With more modesty than accuracy, Collins claims that he was offered a job sorting out the mounds of books in the American literature section of a rambling bookstore in Wye based purely on his American accent. But Collins obviously knows his books. He has filled "Sixpence House" with snippets from obscure volumes that are by turns bizarre and hilarious. He has also developed a Theory of Dust Jackets:
"There is an implicit code that customers rely on. If a book cover has raised lettering, metallic lettering, or raised metallic lettering, then it is telling the reader: 'Hello. I am an easy-to-read work on espionage, romance, a celebrity, and/or murder.' To readers who do not care for such things, this lettering tells them: 'Hello. I am crap.' Such books can use only glossy paper for the jacket; Serious Books can use glossy finish as well, but it is only Serious Books that are allowed to use matte finish.
Diminutively sized paperbacks, like serial romances or westerns or dieting or astrology guides, are aimed at the uneducated. But diminutively sized hardcover books are aimed at the educated - except those that are very diminutive, which are religious books aimed at the uneducated - and unless they are in a highly rectangular format, in which case they are point-of-purchase books aimed at the somewhat-but-not-entirely educated....."
This book, by the way, has a "matte" cover in a "muted, tea-stained" colour. That means that it is Serious Literature. Oh, surely not that serious, Mr Collins.

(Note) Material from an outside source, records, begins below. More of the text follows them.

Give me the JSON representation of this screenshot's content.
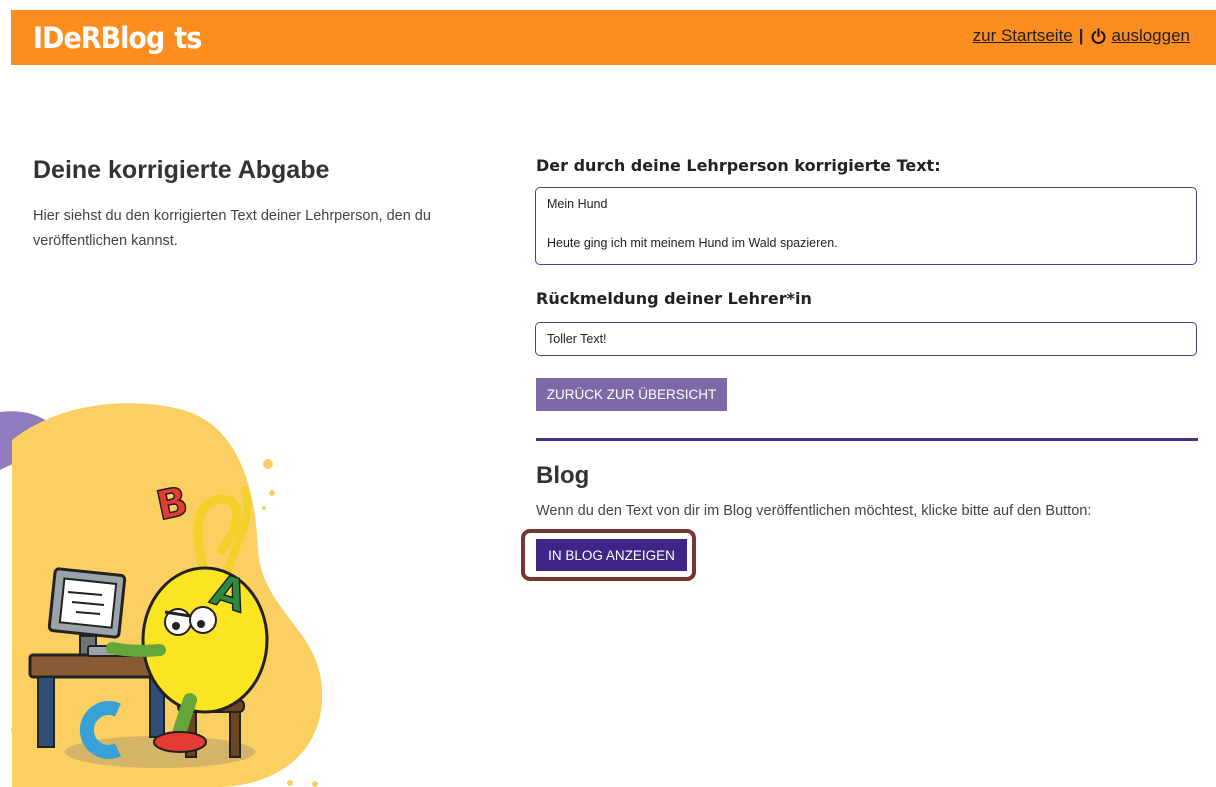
{
  "header": {
    "logo_main": "IDeRBlog",
    "logo_suffix": "ts",
    "home_link": "zur Startseite",
    "separator": "|",
    "logout_link": "ausloggen",
    "bar_color": "#fd8d1f"
  },
  "intro": {
    "title": "Deine korrigierte Abgabe",
    "description": "Hier siehst du den korrigierten Text deiner Lehrperson, den du veröffentlichen kannst."
  },
  "corrected_text": {
    "label": "Der durch deine Lehrperson korrigierte Text:",
    "title": "Mein Hund",
    "body": "Heute ging ich mit meinem Hund im Wald spazieren."
  },
  "feedback": {
    "label": "Rückmeldung deiner Lehrer*in",
    "text": "Toller Text!"
  },
  "back_button": "ZURÜCK ZUR ÜBERSICHT",
  "blog": {
    "title": "Blog",
    "description": "Wenn du den Text von dir im Blog veröffentlichen möchtest, klicke bitte auf den Button:",
    "button": "IN BLOG ANZEIGEN"
  },
  "colors": {
    "accent_purple": "#3f2588",
    "muted_purple": "#7d68a8",
    "highlight_border": "#7b3434"
  },
  "icons": [
    "power-icon",
    "monster-illustration"
  ]
}
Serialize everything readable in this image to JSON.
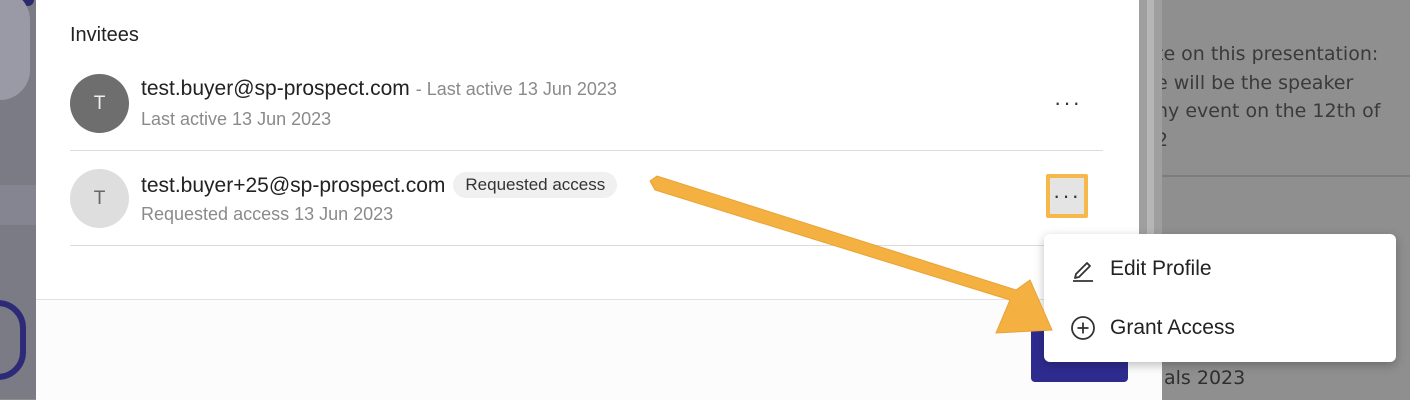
{
  "background": {
    "right_text_lines": [
      "te on this presentation:",
      "e will be the speaker",
      "ny event on the 12th of",
      "2"
    ],
    "right_bottom_text": "als 2023"
  },
  "modal": {
    "section_title": "Invitees",
    "invitees": [
      {
        "avatar_initial": "T",
        "email": "test.buyer@sp-prospect.com",
        "inline_meta": "- Last active 13 Jun 2023",
        "subline": "Last active 13 Jun 2023",
        "more_icon": "ellipsis-icon"
      },
      {
        "avatar_initial": "T",
        "email": "test.buyer+25@sp-prospect.com",
        "badge": "Requested access",
        "subline": "Requested access 13 Jun 2023",
        "more_icon": "ellipsis-icon"
      }
    ],
    "more_label": "···"
  },
  "menu": {
    "items": [
      {
        "label": "Edit Profile",
        "icon": "pencil-icon"
      },
      {
        "label": "Grant Access",
        "icon": "plus-circle-icon"
      }
    ]
  },
  "colors": {
    "highlight": "#f6b84a",
    "arrow": "#f5b042",
    "primary": "#2e2b8f"
  }
}
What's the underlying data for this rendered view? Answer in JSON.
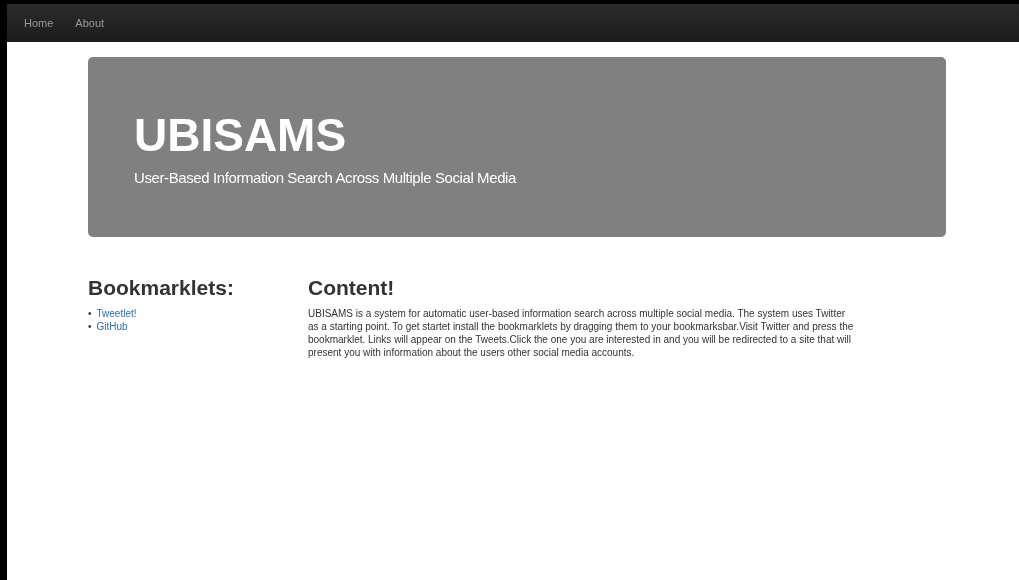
{
  "navbar": {
    "links": [
      {
        "label": "Home"
      },
      {
        "label": "About"
      }
    ]
  },
  "jumbotron": {
    "title": "UBISAMS",
    "subtitle": "User-Based Information Search Across Multiple Social Media"
  },
  "sidebar": {
    "heading": "Bookmarklets:",
    "links": [
      {
        "bullet": "•",
        "label": "Tweetlet!"
      },
      {
        "bullet": "•",
        "label": "GitHub"
      }
    ]
  },
  "content": {
    "heading": "Content!",
    "text": "UBISAMS is a system for automatic user-based information search across multiple social media. The system uses Twitter as a starting point. To get startet install the bookmarklets by dragging them to your bookmarksbar.Visit Twitter and press the bookmarklet. Links will appear on the Tweets.Click the one you are interested in and you will be redirected to a site that will present you with information about the users other social media accounts."
  }
}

The author's theory of house prices was less successful. Assuming that anywhere as far from paid employment as Hay was bound to be a cheap place to live, he went in search of a quaint old home with stone walls, massive beams and a huge garden for his son to play in. This would have been fair enough when Britain's economy really was "sad", but it has developed something of a smirk in recent years. All those affluent townies buying second homes for the weekend have sent house prices in rural England and Wales rocketing out of reach of young families in the countryside. The only houses that are "quaint", but still within the price range of an aspiring writer, come encumbered with entailed land or six inches of water in the basement. Successful writers, as Collins deserves to be based on this book, may find a wider choice.